Step-by-step explanation:

Suppose, the amount of 80/20 mixture is  $x$ pounds and the amount of 50/50 mixture is  $y$ pounds.

So, the amount of peanuts in 80/20 mixture $= 0.80x$ pound and the amount of almonds in 80/20 mixture $=0.20x$ pound.

And the amount of peanuts in 50/50 mixture $=0.50y$ pound and the amount of almonds in 50/50 mixture $=0.50y$ pound.

Now, Sarah would like to make a 6 pounds nut mixture that is 60% peanuts and 40% almonds.

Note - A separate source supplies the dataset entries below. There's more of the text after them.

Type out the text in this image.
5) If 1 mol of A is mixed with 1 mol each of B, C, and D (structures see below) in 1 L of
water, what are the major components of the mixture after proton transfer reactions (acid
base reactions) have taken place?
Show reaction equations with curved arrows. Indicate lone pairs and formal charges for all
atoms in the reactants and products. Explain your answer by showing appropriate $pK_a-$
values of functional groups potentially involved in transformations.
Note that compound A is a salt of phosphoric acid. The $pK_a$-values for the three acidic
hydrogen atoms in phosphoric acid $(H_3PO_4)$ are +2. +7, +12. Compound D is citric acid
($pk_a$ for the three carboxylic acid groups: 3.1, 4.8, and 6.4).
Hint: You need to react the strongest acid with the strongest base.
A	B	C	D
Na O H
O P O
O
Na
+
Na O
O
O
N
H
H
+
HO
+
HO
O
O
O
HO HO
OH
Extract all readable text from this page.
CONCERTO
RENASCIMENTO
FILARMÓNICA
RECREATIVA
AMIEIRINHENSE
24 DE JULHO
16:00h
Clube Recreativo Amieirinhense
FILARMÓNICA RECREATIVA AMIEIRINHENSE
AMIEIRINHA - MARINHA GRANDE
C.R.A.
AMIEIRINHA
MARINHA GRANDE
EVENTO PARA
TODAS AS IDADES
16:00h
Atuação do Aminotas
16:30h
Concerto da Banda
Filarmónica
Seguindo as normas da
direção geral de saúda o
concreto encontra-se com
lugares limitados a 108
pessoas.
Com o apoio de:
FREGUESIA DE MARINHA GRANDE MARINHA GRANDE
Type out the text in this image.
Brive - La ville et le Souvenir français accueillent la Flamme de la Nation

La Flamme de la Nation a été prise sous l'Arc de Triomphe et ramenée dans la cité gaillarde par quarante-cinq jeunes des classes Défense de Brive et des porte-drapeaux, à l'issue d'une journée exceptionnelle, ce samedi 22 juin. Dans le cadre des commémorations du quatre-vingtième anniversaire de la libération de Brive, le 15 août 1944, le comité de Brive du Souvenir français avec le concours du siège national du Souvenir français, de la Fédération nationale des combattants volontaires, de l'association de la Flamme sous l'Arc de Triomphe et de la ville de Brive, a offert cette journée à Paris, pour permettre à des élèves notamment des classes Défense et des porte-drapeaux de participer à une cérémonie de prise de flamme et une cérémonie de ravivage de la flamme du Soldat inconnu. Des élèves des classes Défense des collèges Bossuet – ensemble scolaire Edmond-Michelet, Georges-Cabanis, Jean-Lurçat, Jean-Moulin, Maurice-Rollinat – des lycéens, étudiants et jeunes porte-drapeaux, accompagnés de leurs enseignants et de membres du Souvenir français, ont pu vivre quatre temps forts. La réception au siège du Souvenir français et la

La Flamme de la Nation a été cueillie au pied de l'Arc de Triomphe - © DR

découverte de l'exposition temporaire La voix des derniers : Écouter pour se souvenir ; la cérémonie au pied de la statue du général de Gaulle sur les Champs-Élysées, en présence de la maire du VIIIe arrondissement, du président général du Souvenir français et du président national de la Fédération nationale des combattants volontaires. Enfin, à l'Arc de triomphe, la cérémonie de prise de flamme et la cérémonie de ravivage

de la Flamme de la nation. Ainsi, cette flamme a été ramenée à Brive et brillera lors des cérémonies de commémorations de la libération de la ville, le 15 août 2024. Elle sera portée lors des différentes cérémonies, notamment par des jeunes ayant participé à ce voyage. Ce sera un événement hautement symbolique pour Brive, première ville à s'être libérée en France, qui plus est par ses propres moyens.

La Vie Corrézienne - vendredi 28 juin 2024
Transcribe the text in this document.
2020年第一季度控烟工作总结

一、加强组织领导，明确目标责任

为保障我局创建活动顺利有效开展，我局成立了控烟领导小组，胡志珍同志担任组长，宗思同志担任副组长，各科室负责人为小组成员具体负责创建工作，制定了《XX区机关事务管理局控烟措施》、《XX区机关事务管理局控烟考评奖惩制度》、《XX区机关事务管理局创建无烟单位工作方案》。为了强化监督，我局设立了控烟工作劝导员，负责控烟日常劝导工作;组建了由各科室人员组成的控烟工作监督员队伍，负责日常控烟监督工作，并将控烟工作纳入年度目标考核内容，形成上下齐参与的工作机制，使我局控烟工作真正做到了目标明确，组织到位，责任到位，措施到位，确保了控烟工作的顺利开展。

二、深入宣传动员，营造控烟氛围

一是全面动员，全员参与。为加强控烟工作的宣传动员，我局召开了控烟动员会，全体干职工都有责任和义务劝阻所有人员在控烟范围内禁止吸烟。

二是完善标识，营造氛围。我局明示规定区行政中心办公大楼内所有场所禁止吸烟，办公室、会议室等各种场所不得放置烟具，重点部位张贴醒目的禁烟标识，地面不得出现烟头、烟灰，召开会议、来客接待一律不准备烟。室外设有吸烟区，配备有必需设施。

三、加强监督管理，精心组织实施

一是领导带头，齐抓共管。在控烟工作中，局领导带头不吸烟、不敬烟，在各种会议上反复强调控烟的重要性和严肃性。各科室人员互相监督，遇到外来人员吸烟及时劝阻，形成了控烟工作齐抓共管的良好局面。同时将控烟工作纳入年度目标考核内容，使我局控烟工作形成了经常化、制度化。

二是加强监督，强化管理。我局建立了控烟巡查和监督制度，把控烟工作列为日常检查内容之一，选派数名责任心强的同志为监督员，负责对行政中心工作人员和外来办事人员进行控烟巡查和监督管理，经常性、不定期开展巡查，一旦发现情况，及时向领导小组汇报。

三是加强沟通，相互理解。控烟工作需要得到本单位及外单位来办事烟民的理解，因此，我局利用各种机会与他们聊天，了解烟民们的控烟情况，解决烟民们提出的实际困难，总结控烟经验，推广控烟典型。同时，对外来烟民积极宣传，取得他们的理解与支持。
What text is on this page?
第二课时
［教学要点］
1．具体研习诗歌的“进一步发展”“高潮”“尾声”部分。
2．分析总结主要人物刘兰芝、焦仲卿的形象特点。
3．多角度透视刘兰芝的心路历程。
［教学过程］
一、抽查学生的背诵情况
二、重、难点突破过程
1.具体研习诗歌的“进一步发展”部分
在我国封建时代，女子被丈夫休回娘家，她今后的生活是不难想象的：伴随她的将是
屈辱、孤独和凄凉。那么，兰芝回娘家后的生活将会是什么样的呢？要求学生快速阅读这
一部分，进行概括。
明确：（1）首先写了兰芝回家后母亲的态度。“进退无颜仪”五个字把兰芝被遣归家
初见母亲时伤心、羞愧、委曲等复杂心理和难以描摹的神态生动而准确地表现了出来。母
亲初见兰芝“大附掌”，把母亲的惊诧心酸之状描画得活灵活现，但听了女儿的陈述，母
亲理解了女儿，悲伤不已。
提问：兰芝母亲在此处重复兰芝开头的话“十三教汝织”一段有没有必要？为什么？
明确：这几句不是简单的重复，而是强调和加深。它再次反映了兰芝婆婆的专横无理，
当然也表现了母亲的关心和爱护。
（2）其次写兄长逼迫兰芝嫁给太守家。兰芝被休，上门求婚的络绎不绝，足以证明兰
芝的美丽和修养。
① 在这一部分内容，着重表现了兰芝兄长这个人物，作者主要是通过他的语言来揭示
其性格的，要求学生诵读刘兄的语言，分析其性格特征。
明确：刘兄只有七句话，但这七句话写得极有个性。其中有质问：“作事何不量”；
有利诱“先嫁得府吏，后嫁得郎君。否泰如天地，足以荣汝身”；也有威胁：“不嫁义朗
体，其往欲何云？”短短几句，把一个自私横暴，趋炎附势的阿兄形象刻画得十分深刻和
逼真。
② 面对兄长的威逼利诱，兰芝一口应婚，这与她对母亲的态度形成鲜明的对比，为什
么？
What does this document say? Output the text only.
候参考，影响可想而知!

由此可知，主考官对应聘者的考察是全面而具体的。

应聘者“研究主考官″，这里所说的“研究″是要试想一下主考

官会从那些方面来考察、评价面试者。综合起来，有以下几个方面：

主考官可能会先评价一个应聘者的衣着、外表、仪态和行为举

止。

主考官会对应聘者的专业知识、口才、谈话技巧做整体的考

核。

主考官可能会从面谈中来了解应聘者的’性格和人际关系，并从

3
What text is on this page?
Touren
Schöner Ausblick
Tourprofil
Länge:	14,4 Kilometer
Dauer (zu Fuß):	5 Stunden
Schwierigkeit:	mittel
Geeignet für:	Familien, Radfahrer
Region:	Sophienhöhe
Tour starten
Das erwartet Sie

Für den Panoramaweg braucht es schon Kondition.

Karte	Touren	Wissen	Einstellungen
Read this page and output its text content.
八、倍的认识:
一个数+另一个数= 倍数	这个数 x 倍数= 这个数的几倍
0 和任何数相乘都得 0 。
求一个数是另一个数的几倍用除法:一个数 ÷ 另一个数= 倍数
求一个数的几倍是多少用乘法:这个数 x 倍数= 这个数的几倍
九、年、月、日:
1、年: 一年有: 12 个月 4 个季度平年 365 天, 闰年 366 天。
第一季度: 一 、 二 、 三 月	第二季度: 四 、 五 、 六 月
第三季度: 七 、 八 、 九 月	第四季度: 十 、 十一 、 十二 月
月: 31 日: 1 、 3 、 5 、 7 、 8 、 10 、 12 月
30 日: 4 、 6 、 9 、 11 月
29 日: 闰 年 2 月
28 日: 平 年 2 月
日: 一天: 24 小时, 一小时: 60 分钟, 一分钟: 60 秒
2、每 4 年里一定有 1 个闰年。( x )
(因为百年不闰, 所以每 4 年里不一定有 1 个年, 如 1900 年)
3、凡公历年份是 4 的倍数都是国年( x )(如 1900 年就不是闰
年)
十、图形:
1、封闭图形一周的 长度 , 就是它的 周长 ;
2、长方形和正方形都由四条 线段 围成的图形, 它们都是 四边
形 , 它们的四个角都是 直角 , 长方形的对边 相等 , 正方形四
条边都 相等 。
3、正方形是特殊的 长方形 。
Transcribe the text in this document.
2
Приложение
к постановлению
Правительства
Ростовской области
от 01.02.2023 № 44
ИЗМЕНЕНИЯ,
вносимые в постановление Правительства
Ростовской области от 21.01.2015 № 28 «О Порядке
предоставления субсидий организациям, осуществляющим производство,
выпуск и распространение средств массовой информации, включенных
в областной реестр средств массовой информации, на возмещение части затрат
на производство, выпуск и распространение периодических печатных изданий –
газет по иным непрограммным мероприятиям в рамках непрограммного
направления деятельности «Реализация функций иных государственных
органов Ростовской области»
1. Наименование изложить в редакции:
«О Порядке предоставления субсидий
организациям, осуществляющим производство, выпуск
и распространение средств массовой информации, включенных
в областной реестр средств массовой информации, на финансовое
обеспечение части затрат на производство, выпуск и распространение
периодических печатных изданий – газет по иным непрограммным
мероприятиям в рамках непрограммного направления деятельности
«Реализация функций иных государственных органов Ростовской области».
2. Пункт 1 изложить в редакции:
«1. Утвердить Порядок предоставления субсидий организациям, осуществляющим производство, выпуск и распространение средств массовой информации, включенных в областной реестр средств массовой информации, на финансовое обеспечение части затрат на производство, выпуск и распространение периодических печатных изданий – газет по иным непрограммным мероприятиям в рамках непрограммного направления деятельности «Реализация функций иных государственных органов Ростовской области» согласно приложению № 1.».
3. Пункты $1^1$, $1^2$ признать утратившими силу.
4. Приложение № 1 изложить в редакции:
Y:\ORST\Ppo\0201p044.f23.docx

So, the amount of peanuts in that mixture $=(6\times 0.60)=3.60$ pounds

and the amount of almonds in that mixture $=(6 \times 0.40)= 2.40$ pounds.

So, the system of equations will be.........

$0.80x+0.50y=3.60 ...................(1)\\\\ 0.20x+0.50y=2.40...................(2)$

Subtracting equation (2) from equation (1), we will get.....

$(0.80x+0.50y)-(0.20x+0.50y)=3.60-2.40\\ \\ 0.60x=1.20\\ \\ x= \frac{1.20}{0.60}=2$

Now, plugging this $x=2$ into equation (1), we will get......

$0.80(2)+0.50y=3.60\\ \\ 1.60+0.50y=3.60\\ \\ 0.50y=3.60-1.60=2\\ \\ y=\frac{2}{0.50}=4$

So, the amount of 80/20 mixture is 2 pounds and the amount of 50/50 mixture is 4 pounds.